Das Rückgrat der Filme

EHRUNG Der spanische Komponist Alberto Iglesias erhält am Donnerstag den 13. Bremer Filmpreis. Laut Jury zeichnen sich seine Kompositionen durch „die Fähigkeit aus, einer visuellen Form auf der akustischen Ebene Atmosphäre zu verleihen“

Iglesias ist er der meistprämierte europäische Filmkomponist

Filmpreise werden meist unter Regisseuren und Schauspielern verteilt. Sie sind bekannt, können glamourös präsentiert werden, so sonnen sich die Stifter des Preises immer auch ein wenig im Glanz der Berühmtheiten.

Der Bremer Filmpreis wurde in den 13 Jahren seines Bestehens gerne nach diesem Prinzip vergeben, so wurden Bruno Ganz, Tilda Swinton, Kati Outinnen, Nina Hoss und Agnés Varda ausgezeichnet.

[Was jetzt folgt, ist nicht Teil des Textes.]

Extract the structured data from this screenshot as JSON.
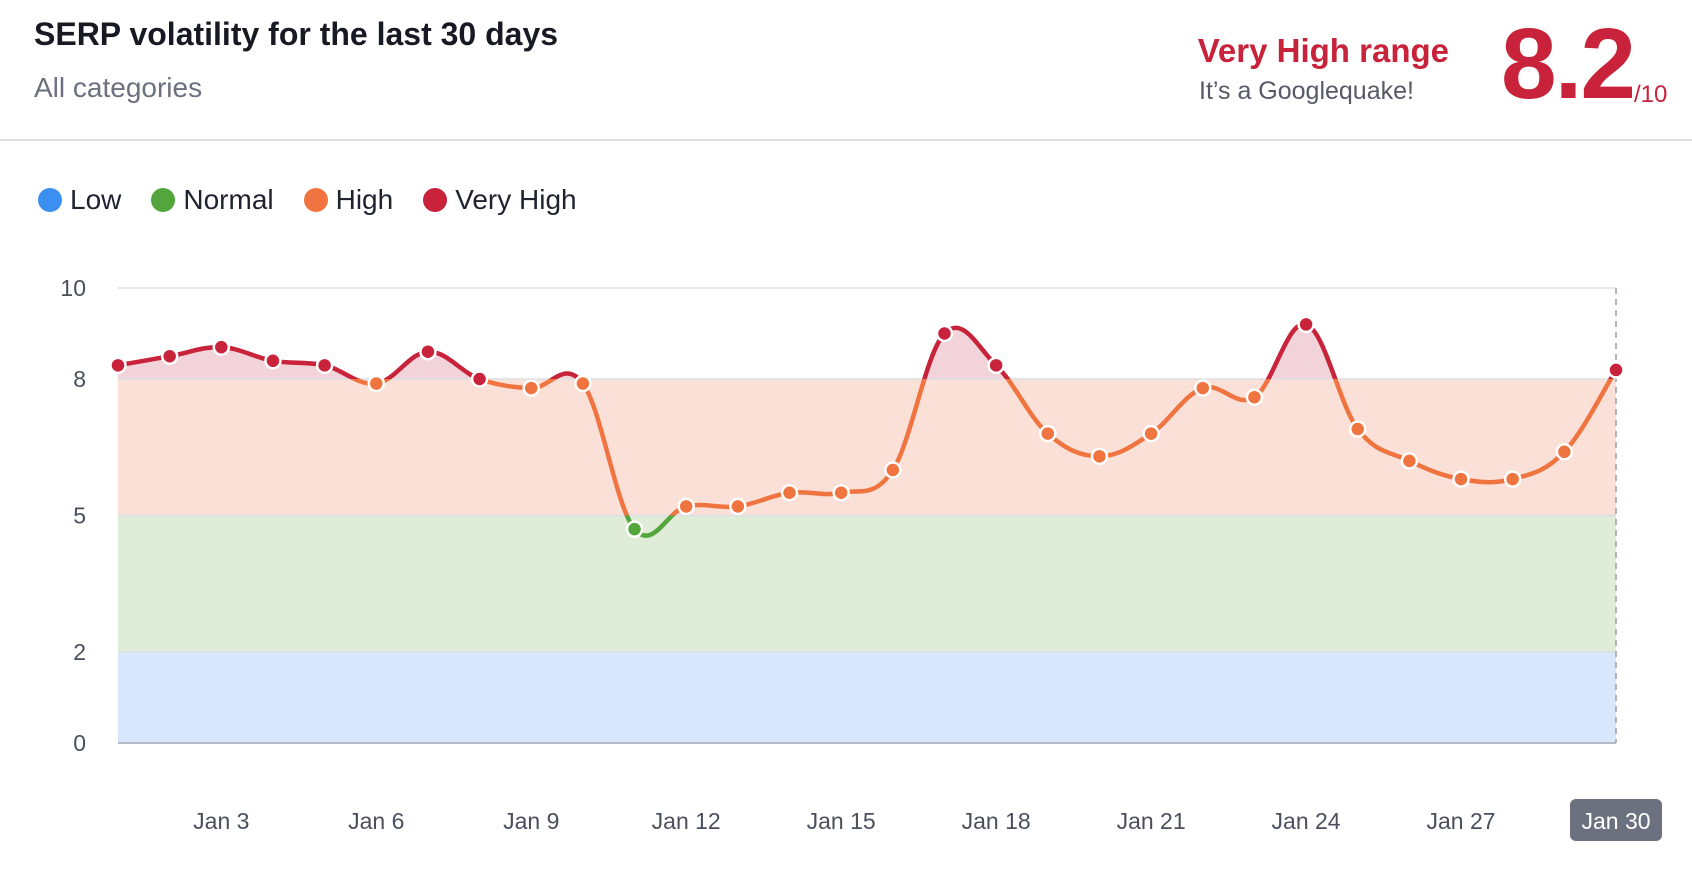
{
  "header": {
    "title": "SERP volatility for the last 30 days",
    "subtitle": "All categories",
    "range_label": "Very High range",
    "range_description": "It’s a Googlequake!",
    "score": "8.2",
    "score_max": "/10"
  },
  "legend": [
    {
      "label": "Low",
      "color": "#3b8ff0"
    },
    {
      "label": "Normal",
      "color": "#53a63b"
    },
    {
      "label": "High",
      "color": "#ef7440"
    },
    {
      "label": "Very High",
      "color": "#c8233a"
    }
  ],
  "chart_data": {
    "type": "line",
    "x": [
      "Jan 1",
      "Jan 2",
      "Jan 3",
      "Jan 4",
      "Jan 5",
      "Jan 6",
      "Jan 7",
      "Jan 8",
      "Jan 9",
      "Jan 10",
      "Jan 11",
      "Jan 12",
      "Jan 13",
      "Jan 14",
      "Jan 15",
      "Jan 16",
      "Jan 17",
      "Jan 18",
      "Jan 19",
      "Jan 20",
      "Jan 21",
      "Jan 22",
      "Jan 23",
      "Jan 24",
      "Jan 25",
      "Jan 26",
      "Jan 27",
      "Jan 28",
      "Jan 29",
      "Jan 30"
    ],
    "series": [
      {
        "values": [
          8.3,
          8.5,
          8.7,
          8.4,
          8.3,
          7.9,
          8.6,
          8.0,
          7.8,
          7.9,
          4.7,
          5.2,
          5.2,
          5.5,
          5.5,
          6.0,
          9.0,
          8.3,
          6.8,
          6.3,
          6.8,
          7.8,
          7.6,
          9.2,
          6.9,
          6.2,
          5.8,
          5.8,
          6.4,
          8.2
        ]
      }
    ],
    "x_tick_labels": [
      "Jan 3",
      "Jan 6",
      "Jan 9",
      "Jan 12",
      "Jan 15",
      "Jan 18",
      "Jan 21",
      "Jan 24",
      "Jan 27",
      "Jan 30"
    ],
    "highlighted_x": "Jan 30",
    "y_ticks": [
      0,
      2,
      5,
      8,
      10
    ],
    "ylim": [
      0,
      10
    ],
    "bands": [
      {
        "name": "Low",
        "from": 0,
        "to": 2,
        "fill": "#d9e7fd"
      },
      {
        "name": "Normal",
        "from": 2,
        "to": 5,
        "fill": "#deecd8"
      },
      {
        "name": "High",
        "from": 5,
        "to": 8,
        "fill": "#fbe0d8"
      },
      {
        "name": "Very High",
        "from": 8,
        "to": 10,
        "fill": "#f2d3d9"
      }
    ],
    "grid": true,
    "legend_position": "top-left"
  }
}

Der große Coup mit dem Preisträger Lars von Trier gelang 2009 leider nicht, weil der notorische Nichtkommer auch diesmal zu Hause blieb. 2005 und 2006 waren die Preisträger Jean-Pierre & Luc Dardenne und Ken Loach mit solch gutem Timing gewählt, dass sie ein paar Monate später in Cannes die Goldenen Palme gewannen.

Aber die Jurys versuchten über die Jahre auch, den anderen Gewerken des Films gerecht zu werden. So bekamen der Produzent Karl Baumgartner und die Cutterin Bettina Böhler den Preis, obwohl ihr Glamourfaktor gleich null war. In dieser Tradition hat die Jury, die in diesem Jahr aus dem Regisseur Pepe Danquart, der taz-Filmredakteurin Cristina Nord und dem Filmhistoriker Dr. Rainer Rother besteht, mit dem Spanier Alberto Iglesias einen Komponisten von Filmmusik ausgewählt.

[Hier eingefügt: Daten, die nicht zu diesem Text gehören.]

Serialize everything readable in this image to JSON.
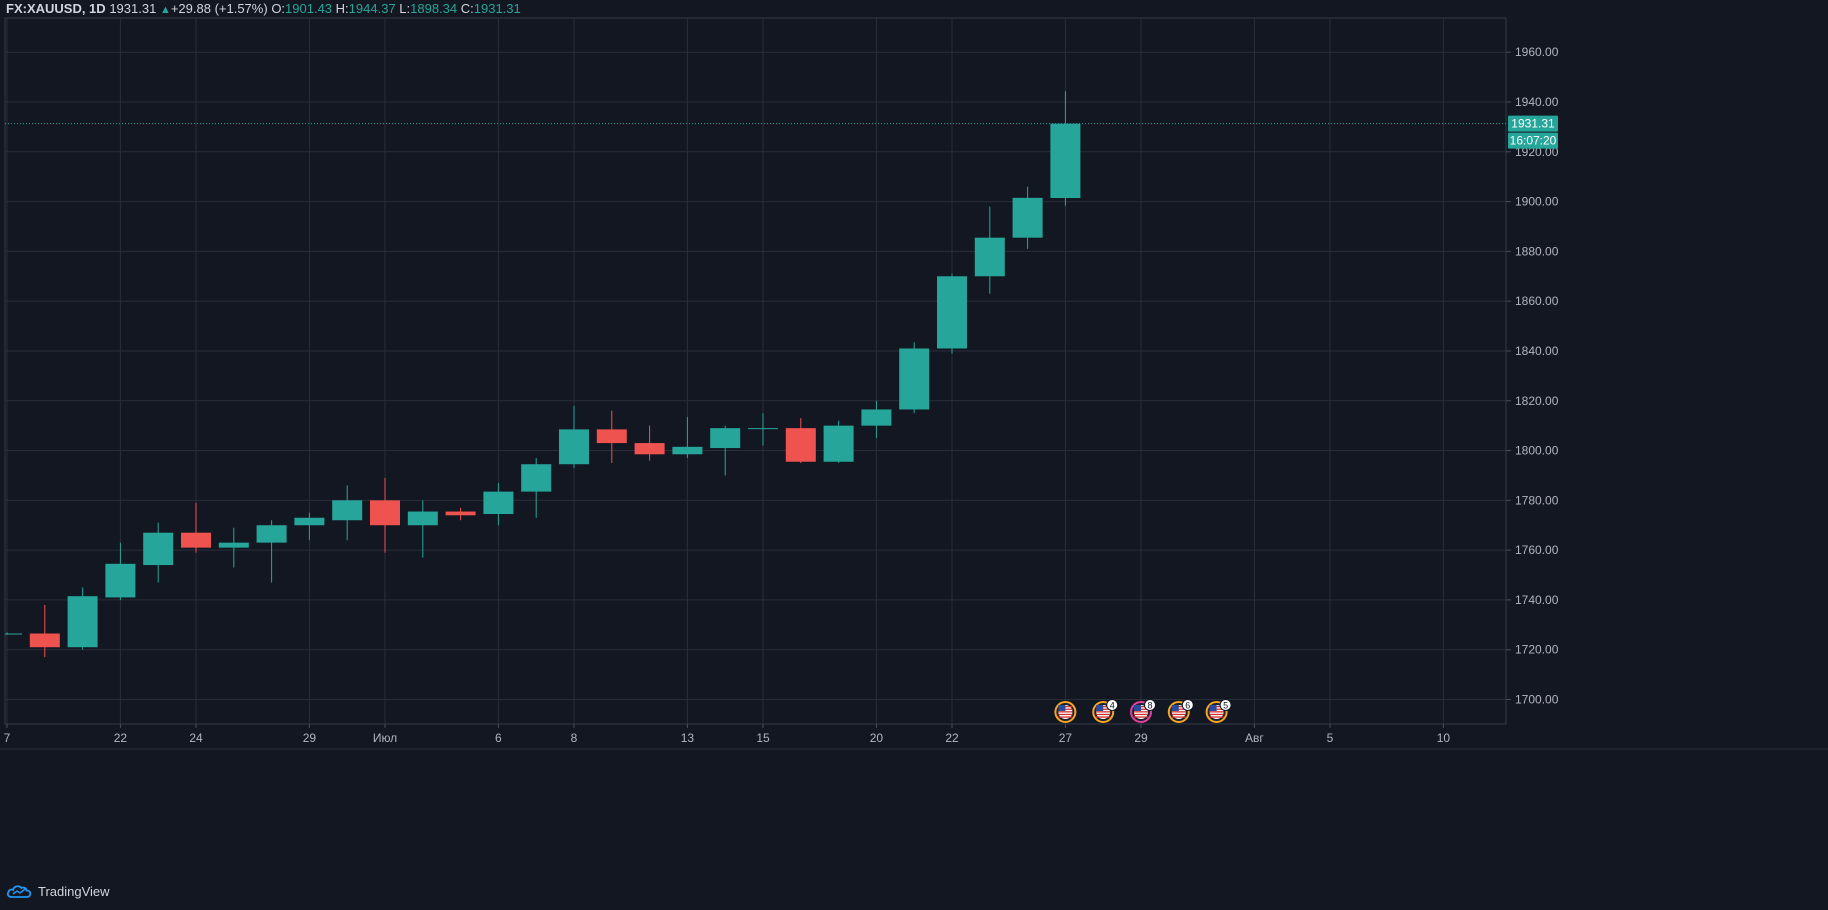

Iglesias hat keinen in ganz Europa bekannten Namen. Dabei ist er mit sieben spanischen Goyas, zwei europäischen Filmpreisen, zwei „Oscar“-Nominierungen und der Auszeichnung als „Komponist des Jahres 2006“ der meistprämierte europäische Filmkomponist. Aber seine stilistische Vielseitigkeit macht ihn auch unscheinbar. Iglesias versucht, für jeden Filomink mollm die passenden, ganz anderen Klänge zu finden. Die Jury schreibt in ihrer Begründung, seine Kompositionen „zeichnen sich durch große Sensibilität und die Fähigkeit aus, einer visuellen Form auf der akustischen Ebene Atmosphäre zu verleihen“. Diese Qualität erkannte als Erster Regisseur Julio Medem, der Iglesias 1992 die Musik für sein Spielfilmdebüt „Vacas – Kühe“ schrieben ließ. Seitdem arbeiten die beiden bei jedem seiner Filme zusammen.

Iglesias studierte Komposition und Klaver und machte in den 80er Jahren elektronische Musik. Seine Filmmusik besteht aber meist aus akustischen Klängen, die oft von einem Orchester mit Piano eingespielt werden. Dabei ist er einfallsreich bei der Instrumentierung – so setzte er im Soundtrack zu Steven Soderberghs „Che“ auch Dudelsack, Bassflöte, Perkussionsinstrumente und Geräuschquellen ein.

Iglesias ist ein expressionistischer Komponist, der die verschiedenen Stimmungen und Landschaften der Filme mit seiner Musik heraufbeschwört. Dabei verzichtet er ganz auf Klischees und Zitate und findet stattdessen immer ein kleines Thema oder eine klangliche Nuance, die den Film solide an Schauplätzen wie dem tiefsten Norden (in „Die Liebenden des Polarkreises“) oder Kenia (in „Der ewige Gärtner“) verankert. Pedro Almodóvar, der 1995 zum ersten Mal mit ihm arbeitete, nennt Iglesias‘ Musik „das kraftvolle und originelle musikalische Rückgrat“ seiner Filme. Die Musik von Iglesias ist dabei auch immer ein lyrischer Kontrapunkt zu Almodóvars Vorliebe zu melodramatischen Exzessen.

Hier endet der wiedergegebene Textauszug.